Piro, jakis nie kumaty jestem. czytam to, ale brakuje mi wyobraźni. Czy mozna prosic jakies zdjęcie, albo rysunek jak wyglada ta semi ? Taki z grubsza. wydaje mi sie, ze wiem o co chodzi, ale .... .

Schem 05-06-2008 19:47

Re: Władca Pierścieni - wielopostowe dzieło o tuningu Fordów
 
Dlatego było by fajnie, żeby ktoś z Krakowa podjechał do zdjęć.
Ja mam zbyt śmieszny silniczek, żeby tracić czas na niego.
A też bym chętnie zobaczył jak to ma wyglądać i czy dobrze myślę

Piro 05-06-2008 21:46

Re: Władca Pierścieni - wielopostowe dzieło o tuningu Fordów
 
Chciałbym zwrócić uwagę, że do obliczeń z arkusza nie należy podchodzić całkiem optymistycznie, bo funkcjonują one bez zarzutu w silnikach, które są dławione przepustnicą. Jeżeli najsłabszym ogniwem w naszym łańcuchu mocy nie jest przepustnica, to oczywiście jej przerobienie może dać poprawę, ale jednak nieproporcjonalnie mniejszą do wzrostu jej powierzchni i przepływu.
Przygotowany przeze mnie arkusz jest prostym symulatorem, uwzględniającym dwa podstawowe prawidła - równanie Naviera-Stokesa i siły tarcia wynikające z prędkości przepływu strugi.
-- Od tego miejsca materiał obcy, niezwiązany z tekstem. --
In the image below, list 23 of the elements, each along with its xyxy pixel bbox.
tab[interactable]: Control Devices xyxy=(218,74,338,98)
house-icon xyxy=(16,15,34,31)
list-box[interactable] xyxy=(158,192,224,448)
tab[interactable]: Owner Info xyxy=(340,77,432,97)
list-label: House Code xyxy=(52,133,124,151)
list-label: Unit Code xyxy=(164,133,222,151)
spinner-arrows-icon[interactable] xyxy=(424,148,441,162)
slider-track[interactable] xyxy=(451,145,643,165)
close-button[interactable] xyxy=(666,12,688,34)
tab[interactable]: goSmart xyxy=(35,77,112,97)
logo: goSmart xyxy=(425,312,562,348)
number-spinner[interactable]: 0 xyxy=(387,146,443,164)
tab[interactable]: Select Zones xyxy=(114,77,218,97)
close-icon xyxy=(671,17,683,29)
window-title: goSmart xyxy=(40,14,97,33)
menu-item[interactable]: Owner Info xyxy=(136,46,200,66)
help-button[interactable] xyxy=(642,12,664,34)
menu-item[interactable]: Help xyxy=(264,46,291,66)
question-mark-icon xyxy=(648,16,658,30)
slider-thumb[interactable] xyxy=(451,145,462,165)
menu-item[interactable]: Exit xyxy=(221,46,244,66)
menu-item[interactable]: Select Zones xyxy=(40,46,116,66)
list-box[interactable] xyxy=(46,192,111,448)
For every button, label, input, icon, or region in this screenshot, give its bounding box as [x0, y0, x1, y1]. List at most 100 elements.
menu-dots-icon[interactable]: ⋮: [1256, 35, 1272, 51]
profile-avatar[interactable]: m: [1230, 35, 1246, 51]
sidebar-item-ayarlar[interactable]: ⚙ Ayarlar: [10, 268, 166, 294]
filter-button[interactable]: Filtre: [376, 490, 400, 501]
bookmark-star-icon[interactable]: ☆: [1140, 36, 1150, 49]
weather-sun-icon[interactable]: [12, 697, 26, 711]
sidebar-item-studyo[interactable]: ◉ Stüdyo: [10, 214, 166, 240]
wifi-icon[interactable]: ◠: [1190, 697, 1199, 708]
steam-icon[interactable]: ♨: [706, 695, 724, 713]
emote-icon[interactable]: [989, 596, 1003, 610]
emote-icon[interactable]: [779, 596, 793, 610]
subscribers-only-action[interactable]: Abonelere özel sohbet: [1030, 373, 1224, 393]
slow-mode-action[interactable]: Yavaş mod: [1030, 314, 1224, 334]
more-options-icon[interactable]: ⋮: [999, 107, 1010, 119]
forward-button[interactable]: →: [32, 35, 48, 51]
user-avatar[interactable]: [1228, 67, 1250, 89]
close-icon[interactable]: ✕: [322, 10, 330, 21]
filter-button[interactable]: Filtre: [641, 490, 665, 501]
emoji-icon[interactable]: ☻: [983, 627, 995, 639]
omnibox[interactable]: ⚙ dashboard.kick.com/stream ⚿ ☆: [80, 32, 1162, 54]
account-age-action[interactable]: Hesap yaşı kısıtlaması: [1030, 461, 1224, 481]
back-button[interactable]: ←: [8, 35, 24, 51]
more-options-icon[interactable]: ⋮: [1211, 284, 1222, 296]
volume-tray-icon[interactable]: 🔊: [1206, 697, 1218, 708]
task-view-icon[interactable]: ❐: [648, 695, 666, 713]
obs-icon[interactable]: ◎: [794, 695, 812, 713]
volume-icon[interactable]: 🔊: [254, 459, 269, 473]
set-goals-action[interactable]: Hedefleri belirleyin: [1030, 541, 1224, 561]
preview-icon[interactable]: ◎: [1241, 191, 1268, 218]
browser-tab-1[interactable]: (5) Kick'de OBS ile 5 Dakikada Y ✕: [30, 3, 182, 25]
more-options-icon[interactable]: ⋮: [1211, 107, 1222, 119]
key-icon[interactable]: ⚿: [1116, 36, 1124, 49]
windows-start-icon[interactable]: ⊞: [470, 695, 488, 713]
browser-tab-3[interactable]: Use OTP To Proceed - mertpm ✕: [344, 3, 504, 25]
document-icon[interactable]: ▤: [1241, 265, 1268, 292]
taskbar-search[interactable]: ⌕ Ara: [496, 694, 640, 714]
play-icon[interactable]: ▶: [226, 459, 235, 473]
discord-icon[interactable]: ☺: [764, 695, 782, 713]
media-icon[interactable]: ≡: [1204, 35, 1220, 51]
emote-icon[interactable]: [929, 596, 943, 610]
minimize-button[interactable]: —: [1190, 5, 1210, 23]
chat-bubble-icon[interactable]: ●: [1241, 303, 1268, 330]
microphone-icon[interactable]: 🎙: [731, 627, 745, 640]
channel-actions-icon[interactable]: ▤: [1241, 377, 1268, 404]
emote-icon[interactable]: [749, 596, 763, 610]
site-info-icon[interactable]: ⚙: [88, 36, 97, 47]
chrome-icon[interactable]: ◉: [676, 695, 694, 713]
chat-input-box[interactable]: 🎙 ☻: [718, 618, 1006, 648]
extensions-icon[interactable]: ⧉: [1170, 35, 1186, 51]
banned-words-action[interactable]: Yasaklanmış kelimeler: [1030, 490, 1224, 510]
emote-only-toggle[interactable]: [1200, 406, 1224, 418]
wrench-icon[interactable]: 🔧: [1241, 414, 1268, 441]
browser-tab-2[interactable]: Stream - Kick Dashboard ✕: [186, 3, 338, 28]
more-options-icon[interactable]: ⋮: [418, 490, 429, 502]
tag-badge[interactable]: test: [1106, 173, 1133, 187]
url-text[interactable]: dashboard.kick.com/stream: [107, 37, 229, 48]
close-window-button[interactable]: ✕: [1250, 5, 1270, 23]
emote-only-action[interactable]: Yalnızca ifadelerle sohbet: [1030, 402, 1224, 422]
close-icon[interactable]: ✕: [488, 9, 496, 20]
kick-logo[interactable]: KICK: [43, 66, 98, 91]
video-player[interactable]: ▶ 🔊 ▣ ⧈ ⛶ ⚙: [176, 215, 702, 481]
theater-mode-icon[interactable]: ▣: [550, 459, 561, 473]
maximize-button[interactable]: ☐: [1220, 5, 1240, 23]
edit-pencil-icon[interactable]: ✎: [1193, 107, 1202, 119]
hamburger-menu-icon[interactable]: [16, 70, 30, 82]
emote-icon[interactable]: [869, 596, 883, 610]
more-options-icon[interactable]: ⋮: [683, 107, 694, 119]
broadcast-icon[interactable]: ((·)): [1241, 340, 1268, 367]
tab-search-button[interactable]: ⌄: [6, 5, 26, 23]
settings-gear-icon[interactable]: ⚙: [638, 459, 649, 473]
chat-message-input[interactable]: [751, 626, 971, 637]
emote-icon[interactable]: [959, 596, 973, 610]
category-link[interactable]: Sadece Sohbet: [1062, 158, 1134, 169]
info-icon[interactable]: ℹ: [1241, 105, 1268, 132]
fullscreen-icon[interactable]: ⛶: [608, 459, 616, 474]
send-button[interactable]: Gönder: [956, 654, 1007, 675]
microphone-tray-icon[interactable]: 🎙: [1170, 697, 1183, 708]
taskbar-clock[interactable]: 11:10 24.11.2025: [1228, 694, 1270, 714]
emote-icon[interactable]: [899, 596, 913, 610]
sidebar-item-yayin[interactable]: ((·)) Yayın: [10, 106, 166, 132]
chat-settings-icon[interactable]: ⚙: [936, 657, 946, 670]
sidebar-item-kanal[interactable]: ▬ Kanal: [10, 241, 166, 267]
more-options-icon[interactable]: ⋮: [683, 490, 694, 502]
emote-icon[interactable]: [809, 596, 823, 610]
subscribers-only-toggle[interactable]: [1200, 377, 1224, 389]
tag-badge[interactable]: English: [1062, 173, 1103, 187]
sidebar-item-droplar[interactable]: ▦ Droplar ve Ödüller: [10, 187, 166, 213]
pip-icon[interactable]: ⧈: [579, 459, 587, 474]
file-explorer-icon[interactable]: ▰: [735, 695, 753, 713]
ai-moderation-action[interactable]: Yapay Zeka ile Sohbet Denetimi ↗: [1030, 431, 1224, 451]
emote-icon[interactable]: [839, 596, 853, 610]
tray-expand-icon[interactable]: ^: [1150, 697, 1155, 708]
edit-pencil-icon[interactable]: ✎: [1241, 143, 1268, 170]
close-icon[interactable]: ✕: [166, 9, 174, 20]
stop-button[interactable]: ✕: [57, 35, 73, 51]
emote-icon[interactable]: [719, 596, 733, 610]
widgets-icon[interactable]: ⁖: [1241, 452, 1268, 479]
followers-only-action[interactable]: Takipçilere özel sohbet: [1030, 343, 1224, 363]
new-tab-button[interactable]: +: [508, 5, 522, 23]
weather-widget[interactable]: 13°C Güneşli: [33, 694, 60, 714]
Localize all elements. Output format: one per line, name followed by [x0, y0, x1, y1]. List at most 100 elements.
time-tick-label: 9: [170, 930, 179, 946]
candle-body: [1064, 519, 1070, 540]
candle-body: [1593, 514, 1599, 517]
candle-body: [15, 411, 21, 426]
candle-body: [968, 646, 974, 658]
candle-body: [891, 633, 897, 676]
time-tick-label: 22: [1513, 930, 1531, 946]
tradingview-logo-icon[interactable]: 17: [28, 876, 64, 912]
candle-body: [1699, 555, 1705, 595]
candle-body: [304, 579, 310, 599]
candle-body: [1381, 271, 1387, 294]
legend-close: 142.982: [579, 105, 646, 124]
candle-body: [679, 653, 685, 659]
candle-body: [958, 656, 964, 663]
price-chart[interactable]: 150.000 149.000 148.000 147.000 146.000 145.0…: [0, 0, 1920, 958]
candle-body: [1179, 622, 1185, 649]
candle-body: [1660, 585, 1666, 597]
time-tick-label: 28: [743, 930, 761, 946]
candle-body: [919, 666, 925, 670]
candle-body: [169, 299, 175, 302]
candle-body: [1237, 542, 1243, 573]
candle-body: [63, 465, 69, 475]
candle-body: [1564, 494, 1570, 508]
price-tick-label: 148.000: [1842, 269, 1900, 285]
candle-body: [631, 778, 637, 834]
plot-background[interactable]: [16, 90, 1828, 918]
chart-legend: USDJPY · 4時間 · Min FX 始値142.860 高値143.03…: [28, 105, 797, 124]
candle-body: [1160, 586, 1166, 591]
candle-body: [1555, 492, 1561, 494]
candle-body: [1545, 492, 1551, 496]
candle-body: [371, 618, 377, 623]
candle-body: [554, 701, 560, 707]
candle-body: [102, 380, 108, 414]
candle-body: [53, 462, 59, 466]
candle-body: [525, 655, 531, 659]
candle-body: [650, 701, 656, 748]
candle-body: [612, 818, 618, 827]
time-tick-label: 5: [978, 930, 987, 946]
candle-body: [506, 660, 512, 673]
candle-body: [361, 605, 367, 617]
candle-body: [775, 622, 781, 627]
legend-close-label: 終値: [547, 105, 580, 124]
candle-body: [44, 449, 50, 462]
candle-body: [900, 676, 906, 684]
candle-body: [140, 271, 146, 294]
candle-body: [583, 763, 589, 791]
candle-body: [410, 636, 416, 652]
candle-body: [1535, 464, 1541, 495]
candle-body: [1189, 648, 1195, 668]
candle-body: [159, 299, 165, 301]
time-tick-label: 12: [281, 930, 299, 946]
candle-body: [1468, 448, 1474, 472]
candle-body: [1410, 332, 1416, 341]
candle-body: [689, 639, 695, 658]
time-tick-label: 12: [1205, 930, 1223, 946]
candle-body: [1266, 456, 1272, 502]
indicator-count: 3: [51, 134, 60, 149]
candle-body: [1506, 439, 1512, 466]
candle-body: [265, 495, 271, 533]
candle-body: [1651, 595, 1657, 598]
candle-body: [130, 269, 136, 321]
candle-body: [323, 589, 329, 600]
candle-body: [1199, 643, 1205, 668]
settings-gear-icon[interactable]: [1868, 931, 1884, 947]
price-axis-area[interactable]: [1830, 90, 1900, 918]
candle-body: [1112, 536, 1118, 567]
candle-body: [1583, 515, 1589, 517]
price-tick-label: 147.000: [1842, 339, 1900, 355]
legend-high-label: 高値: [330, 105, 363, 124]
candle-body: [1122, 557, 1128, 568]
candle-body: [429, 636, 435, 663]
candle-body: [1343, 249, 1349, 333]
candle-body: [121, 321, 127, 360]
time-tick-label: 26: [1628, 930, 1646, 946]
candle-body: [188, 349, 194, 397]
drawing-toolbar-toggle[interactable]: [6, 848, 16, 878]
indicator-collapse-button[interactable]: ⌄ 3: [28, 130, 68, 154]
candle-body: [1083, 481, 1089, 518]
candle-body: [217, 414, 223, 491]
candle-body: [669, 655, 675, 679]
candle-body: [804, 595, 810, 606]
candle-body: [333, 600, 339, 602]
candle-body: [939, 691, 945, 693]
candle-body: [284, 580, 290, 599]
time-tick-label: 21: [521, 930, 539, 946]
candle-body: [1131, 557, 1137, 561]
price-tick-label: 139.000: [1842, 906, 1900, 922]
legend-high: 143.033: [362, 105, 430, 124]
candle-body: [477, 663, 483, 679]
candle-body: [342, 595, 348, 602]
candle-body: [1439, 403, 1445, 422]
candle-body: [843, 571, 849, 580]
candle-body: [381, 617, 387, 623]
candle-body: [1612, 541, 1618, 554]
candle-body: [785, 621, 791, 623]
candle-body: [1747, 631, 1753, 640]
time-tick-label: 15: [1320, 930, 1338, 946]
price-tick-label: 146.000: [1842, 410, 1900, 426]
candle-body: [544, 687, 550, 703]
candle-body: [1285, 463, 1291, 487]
Metoda nie uwzględnia chociażby zjawisk turbulentnych, ale nie są one aż tak istotne - więc je pominąłem - bo inaczej potrzeba by zbyt dużo wymiarów geometrycznych do ich symulowania i wyliczania wpływu.
Jako przykład silników, których moc jest dławiona poprzez dobór małej przepustnicy podałem 2.5V6 i 3.0V6 w Fordzie. To są pewniaki. Nie mam wcale pewności czy auto Struny do nich się zalicza. Myślę że w wolnej chwili dopiszę do arkusza kalkulację prędkości strugi i szacunek, czy przepustnica jest dobrze dobrana czy jednak jest za mała - ale pamiętajcie proszę że robię to w czasie wolnym więc będę posuwał się do przodu systematycznie - ale powoli :)
Teraz czekam na silnik 2.5V6 z Krakowa. I robimy foto-instrukcję. Słodowy nie dość że żyje, to nie tylko robi w Castoramie :)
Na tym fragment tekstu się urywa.